The year was 1840.  The place was the center of the center of the adolescent American democracy.  Beneath the Capitol dome in the center of the rotunda in Washington, DC, sat an enormous mass of white marble covered with a large piece of canvas while all around were the legislative movers and shakers of the time, their wives, their children, and their children's children. All were waiting breathlessly for the moment when the shroud would be removed and before them would stand a monumental tribute to the father of their country. It was the first piece of sculpture ever commissioned by the US government and the most expensive piece of art in the whole country. There were speeches praising President Washington, speeches praising what he stood for, speeches praising the sculptor. The moment arrived, a hush fell over the crowd, the cord was cut and the drapery fell gracefully to the floor. There was silence, then a sort of collective gasp, then a quiet murmuring that gradually rose to something approaching a din. There, before hundreds of eyes representing the entire country, was a half-naked statue of a Greek god with some basic resemblance to their beloved first President.

Photo by Mark Pellegrini
George Washington, 1840,
Horation Greenough
Reactions ranged from outright anger to ridicule and laughter. The politicians had been taken for a ride. Some saw it as the biggest art fraud in the history of the world. All they wanted was a simple, dignified, statue of Mr. Washington being...well...Mr. Washington. What they got was more like Zeus. It was probably fortunate that the sculptor, Horatio Greenough, was half a world away in Florence, where he'd been studying for fifteen years and had the good sense to remain for another eight years before returning to this country to face the music. By that time his eleven-foot-tall statue had been laboriously and unceremoniously banished to the Capitol lawn where it sat unprotected from the elements for another fifty years. The thing was not ugly. In fact it was quite noble by classical standards, but to say the least it was very undemocratic and far, far from what the people expected. It wasn't that they didn't try to understand it either. The problem was they had no visual basis for that understanding. Nothing in this country had ever been seen like it.

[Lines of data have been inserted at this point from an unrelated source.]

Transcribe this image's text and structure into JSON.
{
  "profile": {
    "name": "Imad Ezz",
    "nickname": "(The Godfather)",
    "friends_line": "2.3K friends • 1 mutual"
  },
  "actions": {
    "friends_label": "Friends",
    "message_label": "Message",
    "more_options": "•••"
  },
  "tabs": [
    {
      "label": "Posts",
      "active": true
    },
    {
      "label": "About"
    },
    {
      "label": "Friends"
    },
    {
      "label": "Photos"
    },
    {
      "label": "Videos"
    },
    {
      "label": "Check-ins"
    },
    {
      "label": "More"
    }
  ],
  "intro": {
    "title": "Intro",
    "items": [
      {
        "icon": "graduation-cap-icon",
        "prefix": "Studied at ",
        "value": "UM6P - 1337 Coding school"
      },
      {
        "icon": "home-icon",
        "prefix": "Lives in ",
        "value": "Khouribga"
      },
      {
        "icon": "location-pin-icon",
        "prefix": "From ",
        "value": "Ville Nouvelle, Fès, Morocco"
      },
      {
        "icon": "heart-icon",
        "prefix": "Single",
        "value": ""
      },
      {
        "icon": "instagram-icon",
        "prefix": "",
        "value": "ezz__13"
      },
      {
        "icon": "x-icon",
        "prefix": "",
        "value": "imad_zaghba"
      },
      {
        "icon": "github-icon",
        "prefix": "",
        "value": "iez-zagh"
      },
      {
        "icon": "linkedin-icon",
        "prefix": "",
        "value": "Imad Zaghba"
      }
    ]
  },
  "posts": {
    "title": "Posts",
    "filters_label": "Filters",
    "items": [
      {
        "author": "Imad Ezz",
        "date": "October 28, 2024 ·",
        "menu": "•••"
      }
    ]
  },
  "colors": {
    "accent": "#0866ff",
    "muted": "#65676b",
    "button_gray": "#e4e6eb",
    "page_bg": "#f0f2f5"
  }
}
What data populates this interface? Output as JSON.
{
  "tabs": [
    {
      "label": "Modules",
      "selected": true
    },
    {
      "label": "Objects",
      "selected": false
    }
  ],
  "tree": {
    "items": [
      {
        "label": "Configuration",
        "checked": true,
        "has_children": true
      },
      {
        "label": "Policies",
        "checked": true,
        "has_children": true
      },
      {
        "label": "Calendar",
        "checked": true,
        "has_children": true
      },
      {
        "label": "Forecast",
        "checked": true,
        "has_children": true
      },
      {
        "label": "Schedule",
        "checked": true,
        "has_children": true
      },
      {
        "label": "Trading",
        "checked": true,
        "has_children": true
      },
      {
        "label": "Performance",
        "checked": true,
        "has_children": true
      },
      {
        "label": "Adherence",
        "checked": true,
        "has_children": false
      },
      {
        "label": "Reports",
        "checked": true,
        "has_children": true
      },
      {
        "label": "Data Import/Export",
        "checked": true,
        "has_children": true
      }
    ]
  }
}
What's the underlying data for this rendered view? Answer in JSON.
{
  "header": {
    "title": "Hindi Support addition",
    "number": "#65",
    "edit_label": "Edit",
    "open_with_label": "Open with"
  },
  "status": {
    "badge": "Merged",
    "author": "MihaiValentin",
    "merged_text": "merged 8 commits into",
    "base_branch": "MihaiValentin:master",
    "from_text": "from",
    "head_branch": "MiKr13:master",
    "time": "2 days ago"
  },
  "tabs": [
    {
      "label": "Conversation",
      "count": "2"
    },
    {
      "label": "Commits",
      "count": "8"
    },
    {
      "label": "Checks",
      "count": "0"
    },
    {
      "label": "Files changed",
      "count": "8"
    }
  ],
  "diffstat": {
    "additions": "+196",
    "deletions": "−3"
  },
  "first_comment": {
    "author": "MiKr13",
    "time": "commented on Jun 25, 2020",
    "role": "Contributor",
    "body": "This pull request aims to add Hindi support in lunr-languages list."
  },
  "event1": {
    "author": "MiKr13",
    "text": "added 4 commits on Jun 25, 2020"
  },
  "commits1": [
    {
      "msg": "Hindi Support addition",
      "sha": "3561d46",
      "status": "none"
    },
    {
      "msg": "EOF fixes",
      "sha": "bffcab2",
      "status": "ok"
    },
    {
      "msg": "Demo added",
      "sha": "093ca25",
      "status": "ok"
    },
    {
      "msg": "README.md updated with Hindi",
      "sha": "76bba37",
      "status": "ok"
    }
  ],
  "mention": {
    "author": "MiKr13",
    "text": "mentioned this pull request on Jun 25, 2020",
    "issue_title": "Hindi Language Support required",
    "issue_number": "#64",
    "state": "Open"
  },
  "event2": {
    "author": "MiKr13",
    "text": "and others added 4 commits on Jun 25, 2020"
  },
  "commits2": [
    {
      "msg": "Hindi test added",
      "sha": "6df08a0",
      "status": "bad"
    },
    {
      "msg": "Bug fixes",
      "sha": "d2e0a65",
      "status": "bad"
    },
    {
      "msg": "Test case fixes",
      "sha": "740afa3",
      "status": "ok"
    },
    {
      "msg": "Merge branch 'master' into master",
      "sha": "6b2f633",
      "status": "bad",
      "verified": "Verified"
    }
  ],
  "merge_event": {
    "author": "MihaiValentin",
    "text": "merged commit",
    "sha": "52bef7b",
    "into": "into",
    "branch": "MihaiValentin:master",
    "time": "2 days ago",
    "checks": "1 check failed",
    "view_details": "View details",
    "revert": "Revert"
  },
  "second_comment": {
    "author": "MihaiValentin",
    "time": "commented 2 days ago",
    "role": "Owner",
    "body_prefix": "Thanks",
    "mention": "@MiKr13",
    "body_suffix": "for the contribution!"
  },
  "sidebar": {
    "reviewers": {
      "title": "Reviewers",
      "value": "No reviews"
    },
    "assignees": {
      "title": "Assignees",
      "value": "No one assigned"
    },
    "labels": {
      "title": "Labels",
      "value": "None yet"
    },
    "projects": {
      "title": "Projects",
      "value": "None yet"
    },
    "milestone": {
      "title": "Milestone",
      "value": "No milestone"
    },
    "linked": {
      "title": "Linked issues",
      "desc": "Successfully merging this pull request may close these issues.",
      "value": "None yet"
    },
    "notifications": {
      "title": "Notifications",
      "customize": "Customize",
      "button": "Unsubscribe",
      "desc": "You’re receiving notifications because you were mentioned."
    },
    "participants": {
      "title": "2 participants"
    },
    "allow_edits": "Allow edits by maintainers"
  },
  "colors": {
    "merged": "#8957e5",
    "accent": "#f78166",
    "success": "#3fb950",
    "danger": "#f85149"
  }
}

Ironically, Greenhough's Washington may have
seemed far less out of place ornamenting the nation's
front lawn than under the Capitol dome.
Horatio Greenough was born in 1805 to a prominent Boston family. While at Harvard, he became interested in sculpting and was advised that only in Italy could he hope to learn his craft. Until then, the only sculptures done in the United States were weathervanes, wooden Indians, and figureheads for the lively shipbuilding industry. In 1825 Greenhough set sail for Rome where he studied for a few years, before returning to the U.S. because of illness. In 1828, he returned to Italy, this time to Florence. His first commission came in 1830 from the writer, James Fenimore Cooper for a small grouping known as the Chanting Cherubs (since lost). Greenough should not have been surprised by the reception his Washington received some ten years later, for when his fellow countrymen saw Cooper's marble grouping, they immediately jumped on the fact that the figures were nude. It was the first nude sculpture figures to be seen on these shores. Based upon a painting of two angels by Raphael, Americans were so unfamiliar with its source, they were profoundly shocked by the two naked little musical moppets. Worse than that, it seems they were so in love with gadgetry that they actually expected the marble figures to sing. In reading some headlines recently, it would seem Americans haven't changed all that much.
Surprisingly, Greenhough's Washington wasn't his only sculpture to
grace the U.S. Capitol grounds. His 1850s vintage, The Rescue,
once flanked the Capitol steps. It patronizingly depicted a truly monumental
 Daniel Boone "rescuing" a native American "savage" from his own savagery,
while coincidentally making the wilderness safe for white settlers. By that
time, "Savage" (almost) nudity seems to have become socially acceptable.